Oh, how often those ridiculed as puny, studious or unfashionable bear the brunt of such names as dweeb, geek and nerd. OK, so I’m a word nerd. A geek. A drip and a square. But has anyone ever wondered about the origins of these words or even contemplated that, originally, geek actually meant the opposite of what it means today?
Although the exact origin of geek is unclear, it is thought to be a variant of the Low German geck, meaning “a fool, simpleton; one who is befooled or derided, a dupe”. Used primarily as slang in North America, geek was originally used to refer to “a person, a fellow, esp. one who is regarded as foolish, offensive, worthless, etc.”
That’s a pretty far cry from the depreciative form more common today to refer to “an overly diligent, unsociable student; any unsociable person obsessively devoted to a particular pursuit”.
Jack Kerouac, in 1957, referred to an “unbelievable number of events almost impossible to remember, including‥Brooklyn College wanted me to lecture to eager students and big geek questions to answer”.
In 1980, E. A. Folb, in Runnin’ Down Some Lines: Language and Culture of Black Teenagers (239), used geek to denote a “studious person”. I’m sure you know the type: the bucktoothed, slide-rule-toting, beanie-and-pocket-protector-wearing, bespectacled image we so readily identify with geek today. Or is that nerd?
In my parents’ day, I’d likely have been called a drip or a square. However, according to the October 28, 1951, issue of Newsweek, “In Detroit, someone who once would be called a drip or a square is now, regrettably, a nerd.”
How can anyone who grew up with, and adored, the stories of Dr. Seuss possibly be deemed a nerd? That’s where my love of words and wordplay started! Yet, it was Seuss himself who coined the term in his 1950 If I ran the Zoo. A fictional animal, the nerd was “depicted as a small, unkempt, humanoid creature with a large head and a comically disapproving expression”.

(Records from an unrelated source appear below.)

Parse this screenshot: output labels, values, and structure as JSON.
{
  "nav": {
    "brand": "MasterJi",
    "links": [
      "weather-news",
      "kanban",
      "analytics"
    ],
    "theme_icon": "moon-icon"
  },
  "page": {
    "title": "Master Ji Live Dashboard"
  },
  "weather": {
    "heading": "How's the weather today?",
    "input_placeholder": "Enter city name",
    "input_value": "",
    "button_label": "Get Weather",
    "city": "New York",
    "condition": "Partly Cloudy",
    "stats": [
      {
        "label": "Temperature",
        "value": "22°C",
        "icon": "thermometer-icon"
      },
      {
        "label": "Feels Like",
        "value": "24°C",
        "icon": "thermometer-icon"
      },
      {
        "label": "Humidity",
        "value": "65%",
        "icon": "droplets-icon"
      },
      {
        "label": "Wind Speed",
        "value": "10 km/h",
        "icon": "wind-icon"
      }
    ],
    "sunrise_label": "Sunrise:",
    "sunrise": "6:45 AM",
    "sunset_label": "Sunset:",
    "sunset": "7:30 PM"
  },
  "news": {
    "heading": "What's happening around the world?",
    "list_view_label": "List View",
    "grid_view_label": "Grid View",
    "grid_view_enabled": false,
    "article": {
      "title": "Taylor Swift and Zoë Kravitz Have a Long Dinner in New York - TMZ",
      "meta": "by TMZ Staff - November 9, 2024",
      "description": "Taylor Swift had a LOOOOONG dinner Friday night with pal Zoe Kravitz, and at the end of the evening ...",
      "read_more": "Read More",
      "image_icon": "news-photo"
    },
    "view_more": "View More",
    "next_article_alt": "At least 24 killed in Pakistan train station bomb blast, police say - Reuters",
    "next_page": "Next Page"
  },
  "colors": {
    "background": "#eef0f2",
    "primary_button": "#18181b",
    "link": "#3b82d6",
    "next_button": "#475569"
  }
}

To be honest, I guess I disapprove of the unlikely explanation that nerd is a euphemistic alteration of turd. I mean, what a load of…
The suggestion that the word is back-slang for drunk is also unsupported by the spellings, as is derivation from the name of Mortimer Snerd, a dummy used by American ventriloquist Edgar Bergen in the 1930s.
Today, like geek, nerd, used as derogatory slang, refers to “an insignificant, foolish, or socially inept person; a person who is boringly conventional or studious. Now also: spec. a person who pursues an unfashionable or highly technical interest with obsessive or exclusive dedication”.
Funny, I don’t consider myself insignificant or foolish. Socially inept, maybe. Studious, yes. One who pursues etymology with obsessive dedication, definitely.
Before you decide to put down a nerd, just remember Lewis Skolnick and Gilbert Lowe (from the 1984 film Revenge of the Nerds). You can burn down our frat house, but, ultimately, we, those who have “ever felt stepped on, left out, picked on, put down” are the champions.